First an important thing to understand is that while ostree will continue to be 
supported for quite a long time, lately we're aiming that the current use of 
ostree for host systems is a backend for bootc (implemented today), and that 
backend will eventually change to be composefs (ref 
https://github.com/bootc-dev/bootc/issues/1190 ).

So limitations of ostree's wire format don't need apply here, and as already 
noted we have the interesting situation today that for OCI images (as consumed 
by both bootc and container runtimes like podman/docker/etc) the tar format 
already supports symbolic usernames.
(Tangential but relevant: ostree's wire/storage format is intentionally very 
strict and non-extensible because it's designed to be checksummed as a Merkel 
tree, like git, and unlike tar; but the advantages/disadvantages of that 
wire/storage format don't matter with OCI)

Anyways, the interesting thing is how we might extend dynamic ownership into 
OCI. I extended my comment in https://github.com/bootc-dev/bootc/issues/1263

> I see only two solutions:
>
> 1. Create a file that assigns permanently UIDs for all the packages you
> know about that currently assign uid dynamically. This solves the
> problem entirely for all you know about.

Can you elaborate on "a file"? We already have multiple types of files related 
to this, from /etc/passwd to nss-altfiles to systemd-sysusers (and systemd JSON 
user records).?

>
> 2. Deploy a /usr/passwd file to be merged into the system passwd (or
> via a clever nss module at runtime) at ostree creation time where
> dynamic uids are assigned at installation.

That's what nss-altfiles is. Not quite sure about the difference between your 1 
and 2 here.

>
> Note that (2) is weak because you can still have a new image change the
> order of assignment, so on upgrade of an existing system image, if an
> assignment changes, you may have ownership of files based on the
> previous passwd (in a preserved data partition), just break.
> I think ostree necessarily depends on (1) for good behavior, unless you
> can ensure data never needs to be persisted.
>
> Anything else won't really work well, and is just a band-aid.

I think the proposal of doing a dynamic chown as discussed in the bootc issue 
would result in the least surprise and would likely work well - at least for 
`/etc` which solves most of the use cases here (keylime, polkit (before it was 
made static)) etc. Still though needs some more thought for sure...
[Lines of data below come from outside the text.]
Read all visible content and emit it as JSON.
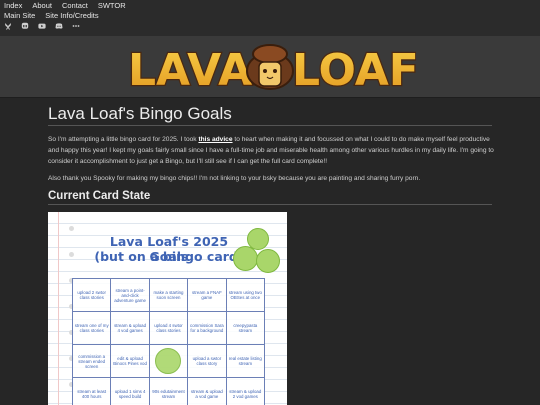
{
  "nav": {
    "row1": [
      "Index",
      "About",
      "Contact",
      "SWTOR"
    ],
    "row2": [
      "Main Site",
      "Site Info/Credits"
    ],
    "icons": [
      "bluesky-icon",
      "mastodon-icon",
      "youtube-icon",
      "discord-icon",
      "more-icon"
    ]
  },
  "banner": {
    "logo_text_left": "LAVA",
    "logo_text_right": "LOAF"
  },
  "page": {
    "title": "Lava Loaf's Bingo Goals",
    "para1_before": "So I'm attempting a little bingo card for 2025. I took ",
    "para1_link": "this advice",
    "para1_after": " to heart when making it and focussed on what I could to do make myself feel productive and happy this year! I kept my goals fairly small since I have a full-time job and miserable health among other various hurdles in my daily life. I'm going to consider it accomplishment to just get a Bingo, but I'll still see if I can get the full card complete!!",
    "para2": "Also thank you Spooky for making my bingo chips!! I'm not linking to your bsky because you are painting and sharing furry porn.",
    "section_title": "Current Card State"
  },
  "card": {
    "title_line1": "Lava Loaf's 2025 Goals",
    "title_line2": "(but on a bingo card)",
    "cells": [
      {
        "text": "upload 2 swtor class stories",
        "marked": false
      },
      {
        "text": "stream a point-and-click adventure game",
        "marked": false
      },
      {
        "text": "make a starting soon screen",
        "marked": false
      },
      {
        "text": "stream a FNAF game",
        "marked": false
      },
      {
        "text": "stream using two OBSes at once",
        "marked": false
      },
      {
        "text": "stream one of my class stories",
        "marked": false
      },
      {
        "text": "stream & upload 4 vod games",
        "marked": false
      },
      {
        "text": "upload 4 swtor class stories",
        "marked": false
      },
      {
        "text": "commission Sara for a background",
        "marked": false
      },
      {
        "text": "creepypasta stream",
        "marked": false
      },
      {
        "text": "commission a stream ended screen",
        "marked": false
      },
      {
        "text": "edit & upload Binocs Pines vod",
        "marked": false
      },
      {
        "text": "",
        "marked": true
      },
      {
        "text": "upload a swtor class story",
        "marked": false
      },
      {
        "text": "real estate listing stream",
        "marked": false
      },
      {
        "text": "stream at least 400 hours",
        "marked": false
      },
      {
        "text": "upload 1 sims 4 speed build",
        "marked": false
      },
      {
        "text": "90s edutainment stream",
        "marked": false
      },
      {
        "text": "stream & upload a vod game",
        "marked": false
      },
      {
        "text": "stream & upload 2 vod games",
        "marked": false
      }
    ]
  }
}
Besides that though, I think it's a combination of:

- Docs for the existing state
- Improved warning tooling to understand potentially broken states (already in 
progress on bootc side)
- Slowly porting projects away from having dynamic user ownership for content 
shipped in `/usr` (most important), then `/etc` (important but can be mitigated 
more easily). Files in `/var` should move to systemd-tmpfiles in general.